• How is the line of action and the line of contact determined for racks?
• How does the position of the pitch point change when the distance increases?
• Why does the transmission ratio always remain constant even if the distance changes?
• How can the standard reference pitch circle of a gear be defined using a rack?

Introduction

The fundamentals when two gears are meshing have already been explained in detail in the article Meshing“. In this article a special “gear” will be examined: the rack. The animation below shows the engagement of a driving gear with a driven rack.

Line of contact

A rack is basically a special case of a gear with an infinitely large diameter. The curved flanks finally change into straight flanks. The flanks are just inclined by the amount of the standard pressure angle $$\alpha_0$$ against the vertical. The line of action is also inclined by this angle $$\alpha_0$$ (= operating pressure angle), since the line of action is perpendicular to the rack flanks. As usual, the line of action is a tangent to the base circle of the gear and is thus clearly defined.

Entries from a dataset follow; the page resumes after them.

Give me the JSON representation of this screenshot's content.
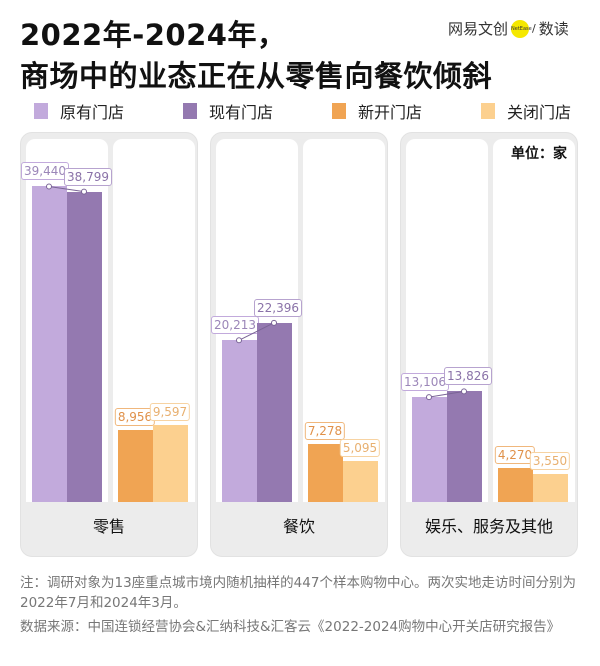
{
  "title_line1": "2022年-2024年，",
  "title_line2": "商场中的业态正在从零售向餐饮倾斜",
  "brand": {
    "name": "网易文创",
    "badge": "NetEase",
    "sep": "/",
    "sub": "数读"
  },
  "legend": [
    {
      "label": "原有门店",
      "color": "#c2aadc"
    },
    {
      "label": "现有门店",
      "color": "#9479b0"
    },
    {
      "label": "新开门店",
      "color": "#f0a453"
    },
    {
      "label": "关闭门店",
      "color": "#fcd08f"
    }
  ],
  "unit": "单位：家",
  "chart_data": {
    "type": "bar",
    "categories": [
      "零售",
      "餐饮",
      "娱乐、服务及其他"
    ],
    "series": [
      {
        "name": "原有门店",
        "values": [
          39440,
          20213,
          13106
        ],
        "labels": [
          "39,440",
          "20,213",
          "13,106"
        ]
      },
      {
        "name": "现有门店",
        "values": [
          38799,
          22396,
          13826
        ],
        "labels": [
          "38,799",
          "22,396",
          "13,826"
        ]
      },
      {
        "name": "新开门店",
        "values": [
          8956,
          7278,
          4270
        ],
        "labels": [
          "8,956",
          "7,278",
          "4,270"
        ]
      },
      {
        "name": "关闭门店",
        "values": [
          9597,
          5095,
          3550
        ],
        "labels": [
          "9,597",
          "5,095",
          "3,550"
        ]
      }
    ],
    "ylim": [
      0,
      40000
    ]
  },
  "note": "注：调研对象为13座重点城市境内随机抽样的447个样本购物中心。两次实地走访时间分别为2022年7月和2024年3月。",
  "source": "数据来源：中国连锁经营协会&汇纳科技&汇客云《2022-2024购物中心开关店研究报告》"
}
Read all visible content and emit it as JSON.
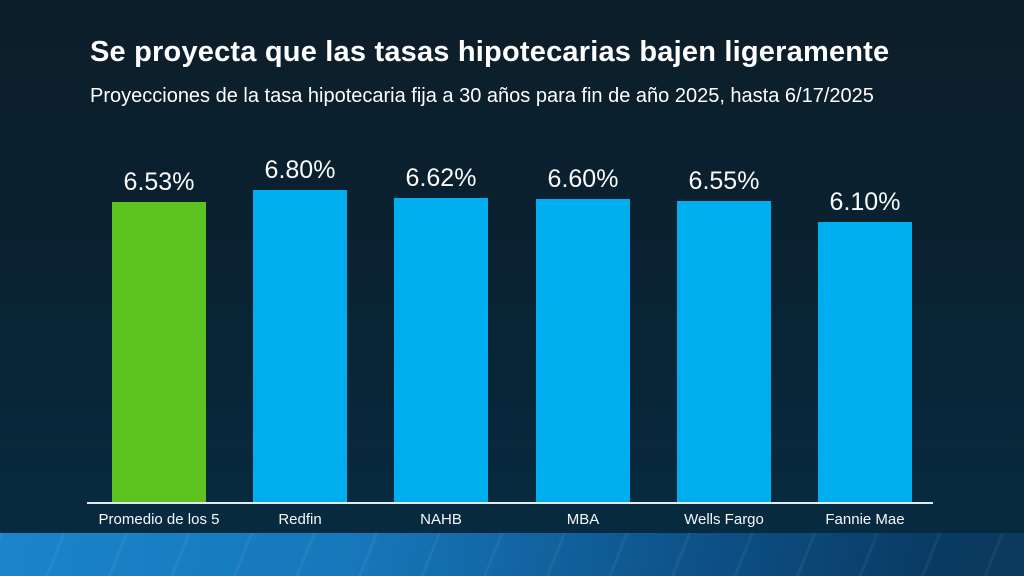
{
  "slide": {
    "title": "Se proyecta que las tasas hipotecarias bajen ligeramente",
    "subtitle": "Proyecciones de la tasa hipotecaria fija a 30 años para fin de año 2025, hasta 6/17/2025"
  },
  "chart_data": {
    "type": "bar",
    "title": "Se proyecta que las tasas hipotecarias bajen ligeramente",
    "subtitle": "Proyecciones de la tasa hipotecaria fija a 30 años para fin de año 2025, hasta 6/17/2025",
    "categories": [
      "Promedio de los 5",
      "Redfin",
      "NAHB",
      "MBA",
      "Wells Fargo",
      "Fannie Mae"
    ],
    "values": [
      6.53,
      6.8,
      6.62,
      6.6,
      6.55,
      6.1
    ],
    "value_labels": [
      "6.53%",
      "6.80%",
      "6.62%",
      "6.60%",
      "6.55%",
      "6.10%"
    ],
    "bar_colors": [
      "#5dc321",
      "#00aeef",
      "#00aeef",
      "#00aeef",
      "#00aeef",
      "#00aeef"
    ],
    "xlabel": "",
    "ylabel": "",
    "ylim": [
      0,
      6.8
    ],
    "grid": false,
    "legend": false
  },
  "colors": {
    "background_top": "#0c1e29",
    "background_bottom": "#062c42",
    "bar_highlight_green": "#5dc321",
    "bar_default_blue": "#00aeef",
    "axis_line": "#e3eaef",
    "text": "#ffffff",
    "bottom_strip_left": "#1b84ca",
    "bottom_strip_right": "#093a61"
  }
}
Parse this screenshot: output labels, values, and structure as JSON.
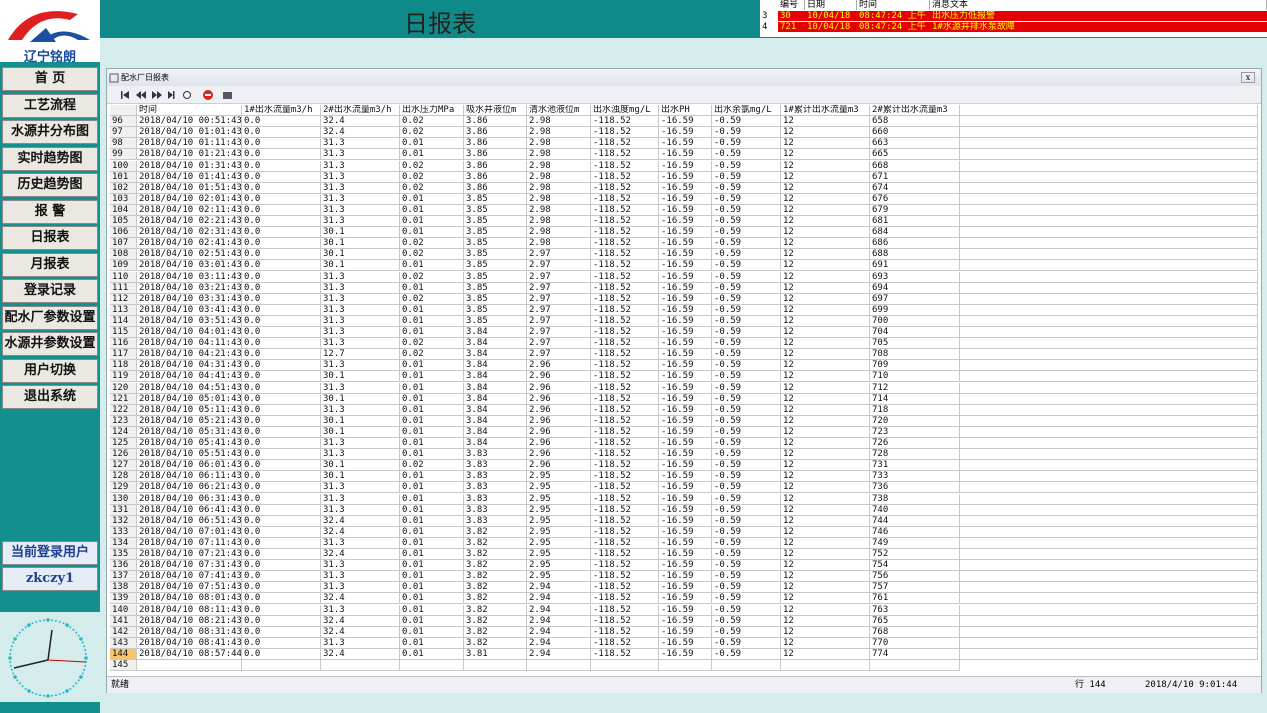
{
  "header": {
    "logo": "辽宁铭朗",
    "title": "日报表"
  },
  "alarms": {
    "columns": [
      "编号",
      "日期",
      "时间",
      "消息文本"
    ],
    "rows": [
      [
        "3",
        "30",
        "10/04/18",
        "08:47:24 上午",
        "出水压力低报警"
      ],
      [
        "4",
        "721",
        "10/04/18",
        "08:47:24 上午",
        "1#水源井排水泵故障"
      ]
    ]
  },
  "menu": [
    "首 页",
    "工艺流程",
    "水源井分布图",
    "实时趋势图",
    "历史趋势图",
    "报 警",
    "日报表",
    "月报表",
    "登录记录",
    "配水厂参数设置",
    "水源井参数设置",
    "用户切换",
    "退出系统"
  ],
  "user": {
    "label": "当前登录用户",
    "name": "zkczy1"
  },
  "window": {
    "title": "配水厂日报表",
    "table": {
      "columns": [
        "时间",
        "1#出水流量m3/h",
        "2#出水流量m3/h",
        "出水压力MPa",
        "吸水井液位m",
        "清水池液位m",
        "出水浊度mg/L",
        "出水PH",
        "出水余氯mg/L",
        "1#累计出水流量m3",
        "2#累计出水流量m3"
      ],
      "rows": [
        [
          "96",
          "2018/04/10 00:51:43",
          "0.0",
          "32.4",
          "0.02",
          "3.86",
          "2.98",
          "-118.52",
          "-16.59",
          "-0.59",
          "12",
          "658"
        ],
        [
          "97",
          "2018/04/10 01:01:43",
          "0.0",
          "32.4",
          "0.02",
          "3.86",
          "2.98",
          "-118.52",
          "-16.59",
          "-0.59",
          "12",
          "660"
        ],
        [
          "98",
          "2018/04/10 01:11:43",
          "0.0",
          "31.3",
          "0.01",
          "3.86",
          "2.98",
          "-118.52",
          "-16.59",
          "-0.59",
          "12",
          "663"
        ],
        [
          "99",
          "2018/04/10 01:21:43",
          "0.0",
          "31.3",
          "0.01",
          "3.86",
          "2.98",
          "-118.52",
          "-16.59",
          "-0.59",
          "12",
          "665"
        ],
        [
          "100",
          "2018/04/10 01:31:43",
          "0.0",
          "31.3",
          "0.02",
          "3.86",
          "2.98",
          "-118.52",
          "-16.59",
          "-0.59",
          "12",
          "668"
        ],
        [
          "101",
          "2018/04/10 01:41:43",
          "0.0",
          "31.3",
          "0.02",
          "3.86",
          "2.98",
          "-118.52",
          "-16.59",
          "-0.59",
          "12",
          "671"
        ],
        [
          "102",
          "2018/04/10 01:51:43",
          "0.0",
          "31.3",
          "0.02",
          "3.86",
          "2.98",
          "-118.52",
          "-16.59",
          "-0.59",
          "12",
          "674"
        ],
        [
          "103",
          "2018/04/10 02:01:43",
          "0.0",
          "31.3",
          "0.01",
          "3.85",
          "2.98",
          "-118.52",
          "-16.59",
          "-0.59",
          "12",
          "676"
        ],
        [
          "104",
          "2018/04/10 02:11:43",
          "0.0",
          "31.3",
          "0.01",
          "3.85",
          "2.98",
          "-118.52",
          "-16.59",
          "-0.59",
          "12",
          "679"
        ],
        [
          "105",
          "2018/04/10 02:21:43",
          "0.0",
          "31.3",
          "0.01",
          "3.85",
          "2.98",
          "-118.52",
          "-16.59",
          "-0.59",
          "12",
          "681"
        ],
        [
          "106",
          "2018/04/10 02:31:43",
          "0.0",
          "30.1",
          "0.01",
          "3.85",
          "2.98",
          "-118.52",
          "-16.59",
          "-0.59",
          "12",
          "684"
        ],
        [
          "107",
          "2018/04/10 02:41:43",
          "0.0",
          "30.1",
          "0.02",
          "3.85",
          "2.98",
          "-118.52",
          "-16.59",
          "-0.59",
          "12",
          "686"
        ],
        [
          "108",
          "2018/04/10 02:51:43",
          "0.0",
          "30.1",
          "0.02",
          "3.85",
          "2.97",
          "-118.52",
          "-16.59",
          "-0.59",
          "12",
          "688"
        ],
        [
          "109",
          "2018/04/10 03:01:43",
          "0.0",
          "30.1",
          "0.01",
          "3.85",
          "2.97",
          "-118.52",
          "-16.59",
          "-0.59",
          "12",
          "691"
        ],
        [
          "110",
          "2018/04/10 03:11:43",
          "0.0",
          "31.3",
          "0.02",
          "3.85",
          "2.97",
          "-118.52",
          "-16.59",
          "-0.59",
          "12",
          "693"
        ],
        [
          "111",
          "2018/04/10 03:21:43",
          "0.0",
          "31.3",
          "0.01",
          "3.85",
          "2.97",
          "-118.52",
          "-16.59",
          "-0.59",
          "12",
          "694"
        ],
        [
          "112",
          "2018/04/10 03:31:43",
          "0.0",
          "31.3",
          "0.02",
          "3.85",
          "2.97",
          "-118.52",
          "-16.59",
          "-0.59",
          "12",
          "697"
        ],
        [
          "113",
          "2018/04/10 03:41:43",
          "0.0",
          "31.3",
          "0.01",
          "3.85",
          "2.97",
          "-118.52",
          "-16.59",
          "-0.59",
          "12",
          "699"
        ],
        [
          "114",
          "2018/04/10 03:51:43",
          "0.0",
          "31.3",
          "0.01",
          "3.85",
          "2.97",
          "-118.52",
          "-16.59",
          "-0.59",
          "12",
          "700"
        ],
        [
          "115",
          "2018/04/10 04:01:43",
          "0.0",
          "31.3",
          "0.01",
          "3.84",
          "2.97",
          "-118.52",
          "-16.59",
          "-0.59",
          "12",
          "704"
        ],
        [
          "116",
          "2018/04/10 04:11:43",
          "0.0",
          "31.3",
          "0.02",
          "3.84",
          "2.97",
          "-118.52",
          "-16.59",
          "-0.59",
          "12",
          "705"
        ],
        [
          "117",
          "2018/04/10 04:21:43",
          "0.0",
          "12.7",
          "0.02",
          "3.84",
          "2.97",
          "-118.52",
          "-16.59",
          "-0.59",
          "12",
          "708"
        ],
        [
          "118",
          "2018/04/10 04:31:43",
          "0.0",
          "31.3",
          "0.01",
          "3.84",
          "2.96",
          "-118.52",
          "-16.59",
          "-0.59",
          "12",
          "709"
        ],
        [
          "119",
          "2018/04/10 04:41:43",
          "0.0",
          "30.1",
          "0.01",
          "3.84",
          "2.96",
          "-118.52",
          "-16.59",
          "-0.59",
          "12",
          "710"
        ],
        [
          "120",
          "2018/04/10 04:51:43",
          "0.0",
          "31.3",
          "0.01",
          "3.84",
          "2.96",
          "-118.52",
          "-16.59",
          "-0.59",
          "12",
          "712"
        ],
        [
          "121",
          "2018/04/10 05:01:43",
          "0.0",
          "30.1",
          "0.01",
          "3.84",
          "2.96",
          "-118.52",
          "-16.59",
          "-0.59",
          "12",
          "714"
        ],
        [
          "122",
          "2018/04/10 05:11:43",
          "0.0",
          "31.3",
          "0.01",
          "3.84",
          "2.96",
          "-118.52",
          "-16.59",
          "-0.59",
          "12",
          "718"
        ],
        [
          "123",
          "2018/04/10 05:21:43",
          "0.0",
          "30.1",
          "0.01",
          "3.84",
          "2.96",
          "-118.52",
          "-16.59",
          "-0.59",
          "12",
          "720"
        ],
        [
          "124",
          "2018/04/10 05:31:43",
          "0.0",
          "30.1",
          "0.01",
          "3.84",
          "2.96",
          "-118.52",
          "-16.59",
          "-0.59",
          "12",
          "723"
        ],
        [
          "125",
          "2018/04/10 05:41:43",
          "0.0",
          "31.3",
          "0.01",
          "3.84",
          "2.96",
          "-118.52",
          "-16.59",
          "-0.59",
          "12",
          "726"
        ],
        [
          "126",
          "2018/04/10 05:51:43",
          "0.0",
          "31.3",
          "0.01",
          "3.83",
          "2.96",
          "-118.52",
          "-16.59",
          "-0.59",
          "12",
          "728"
        ],
        [
          "127",
          "2018/04/10 06:01:43",
          "0.0",
          "30.1",
          "0.02",
          "3.83",
          "2.96",
          "-118.52",
          "-16.59",
          "-0.59",
          "12",
          "731"
        ],
        [
          "128",
          "2018/04/10 06:11:43",
          "0.0",
          "30.1",
          "0.01",
          "3.83",
          "2.95",
          "-118.52",
          "-16.59",
          "-0.59",
          "12",
          "733"
        ],
        [
          "129",
          "2018/04/10 06:21:43",
          "0.0",
          "31.3",
          "0.01",
          "3.83",
          "2.95",
          "-118.52",
          "-16.59",
          "-0.59",
          "12",
          "736"
        ],
        [
          "130",
          "2018/04/10 06:31:43",
          "0.0",
          "31.3",
          "0.01",
          "3.83",
          "2.95",
          "-118.52",
          "-16.59",
          "-0.59",
          "12",
          "738"
        ],
        [
          "131",
          "2018/04/10 06:41:43",
          "0.0",
          "31.3",
          "0.01",
          "3.83",
          "2.95",
          "-118.52",
          "-16.59",
          "-0.59",
          "12",
          "740"
        ],
        [
          "132",
          "2018/04/10 06:51:43",
          "0.0",
          "32.4",
          "0.01",
          "3.83",
          "2.95",
          "-118.52",
          "-16.59",
          "-0.59",
          "12",
          "744"
        ],
        [
          "133",
          "2018/04/10 07:01:43",
          "0.0",
          "32.4",
          "0.01",
          "3.82",
          "2.95",
          "-118.52",
          "-16.59",
          "-0.59",
          "12",
          "746"
        ],
        [
          "134",
          "2018/04/10 07:11:43",
          "0.0",
          "31.3",
          "0.01",
          "3.82",
          "2.95",
          "-118.52",
          "-16.59",
          "-0.59",
          "12",
          "749"
        ],
        [
          "135",
          "2018/04/10 07:21:43",
          "0.0",
          "32.4",
          "0.01",
          "3.82",
          "2.95",
          "-118.52",
          "-16.59",
          "-0.59",
          "12",
          "752"
        ],
        [
          "136",
          "2018/04/10 07:31:43",
          "0.0",
          "31.3",
          "0.01",
          "3.82",
          "2.95",
          "-118.52",
          "-16.59",
          "-0.59",
          "12",
          "754"
        ],
        [
          "137",
          "2018/04/10 07:41:43",
          "0.0",
          "31.3",
          "0.01",
          "3.82",
          "2.95",
          "-118.52",
          "-16.59",
          "-0.59",
          "12",
          "756"
        ],
        [
          "138",
          "2018/04/10 07:51:43",
          "0.0",
          "31.3",
          "0.01",
          "3.82",
          "2.94",
          "-118.52",
          "-16.59",
          "-0.59",
          "12",
          "757"
        ],
        [
          "139",
          "2018/04/10 08:01:43",
          "0.0",
          "32.4",
          "0.01",
          "3.82",
          "2.94",
          "-118.52",
          "-16.59",
          "-0.59",
          "12",
          "761"
        ],
        [
          "140",
          "2018/04/10 08:11:43",
          "0.0",
          "31.3",
          "0.01",
          "3.82",
          "2.94",
          "-118.52",
          "-16.59",
          "-0.59",
          "12",
          "763"
        ],
        [
          "141",
          "2018/04/10 08:21:43",
          "0.0",
          "32.4",
          "0.01",
          "3.82",
          "2.94",
          "-118.52",
          "-16.59",
          "-0.59",
          "12",
          "765"
        ],
        [
          "142",
          "2018/04/10 08:31:43",
          "0.0",
          "32.4",
          "0.01",
          "3.82",
          "2.94",
          "-118.52",
          "-16.59",
          "-0.59",
          "12",
          "768"
        ],
        [
          "143",
          "2018/04/10 08:41:43",
          "0.0",
          "31.3",
          "0.01",
          "3.82",
          "2.94",
          "-118.52",
          "-16.59",
          "-0.59",
          "12",
          "770"
        ],
        [
          "144",
          "2018/04/10 08:57:44",
          "0.0",
          "32.4",
          "0.01",
          "3.81",
          "2.94",
          "-118.52",
          "-16.59",
          "-0.59",
          "12",
          "774"
        ]
      ],
      "last_row": "145"
    },
    "status": {
      "text": "就绪",
      "row": "行 144",
      "time": "2018/4/10 9:01:44"
    }
  }
}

The line of contact begins analogous to the pairing of two gears at the intersection $$A$$ between the line of action and the addendum circle of the driven gear, which in the case of a rack ist an addendum line. Likewise, the end of the line of contact $$E$$ is again defined by the intersection between the line of action and the addendum circle of the driving gear.

Pitch point

Analogous to two gears, the pitch point $$C$$ is located at the intersection between the line of action and the center line. Since such a center line always points in the radial direction of a gear and is thus always perpendicular to the “surface” of the gear, in the case of a rack it is thus perpendicular to the racks “surface”. Thus the pitch point $$C$$ is also cleary defined.

With backlash-free meshing, the rack sits firmly with both flanks on the tooth flanks of the gear. Shifting the rack in radial direction does not change the position of the line of action, which is always the flank normal of the rack and the tangent of the gear’s base circle. Neither the base circle nor the flank angle change in this case, so that the line of action remains identical. This also does not result in any changes in the position of the pitch point, since the center line is also retained! The only effect of a distance change is on the length of the line of contact, which is shortened by a radial displacement of the rack away from the gear.

The position of the pitch point always remains constant with racks! The line of contact is shortened if the distance between rack and gear is increased!

The unchangeable position of the pitch point is also immediately apparent from its definition. The pitch point is defined as the point at which the circumferential speeds of both “gears” are identical. In the case of the rack, however, it is a translatory motion. Each point on the rack thus always moves at the same speed, regardless of the distance to the gear. This also does not change the pitch circle on the gear whose points move at the same speed as the rack. The pitch circle remains identical and so does the pitch point!

Definition of the standard reference pitch circle

As explained in the section before, the pitch point is independent of the distance between gear and rack! The pitch line of the rack and the pitch circle of the gear (both of which run through the pitch point) do not change either! This fact plays a special role especially when manufacturing gears with the help of rack-shaped tools (hob cutters). This means that even in the case of so-called profile shifts (which are equivalent to the radial displacement of the rack), identical pitch circles always occur on a gear. These are then also referred to as manufacturing pitch circles.

In contrast to a gear, rack-shaped tools (or racks) have identical tooth spacings $$p_0$$ at every point. In the case of gear, however, these tooth spacings depend on the circumference of the circle under consideration. With increasing diameter, which is considered, the teeth are also distributed on an ever larger circumference and the tooth distance consequently increases. Only where the teeth of the rack-shaped tool (or rack) “roll” directly on the gear are identical tooth spacings found (circumferential pitches or circular pitches $$p_0$$). By definition, this corresponds to the manufacturing pitch circles.

For this reason, the manufacturing pitch circles are also called standard reference pitch circles, since the circumferential pitches $$p_0$$ are identical for all gears manufactured with the same rack-shaped tool. The standard reference pitch circle is therefore a fixed (unchangeable) parameter of a gear, which is determined solely by the rack-shaped cutting tool! Therefore, a rack can actually be used as a definition of the standard reference pitch circle of a gear:

The standard reference pitch circle of a gear corresponds to the manufacturing pitch circle when manufacturing the gear with a rack-shaped tool! Or in case of an actual rack: The standard reference pitch circle of a gear corresponds to the operating pitch circle when meshing with a rack!

The always identical circular pitches on the manufacturing pitch circles make it possible not only to pair “normal” gears with profile-shifted gears, but also to combine gears of any size, i.e. any number of teeth, if these were manufactured with the same rack-shaped tool!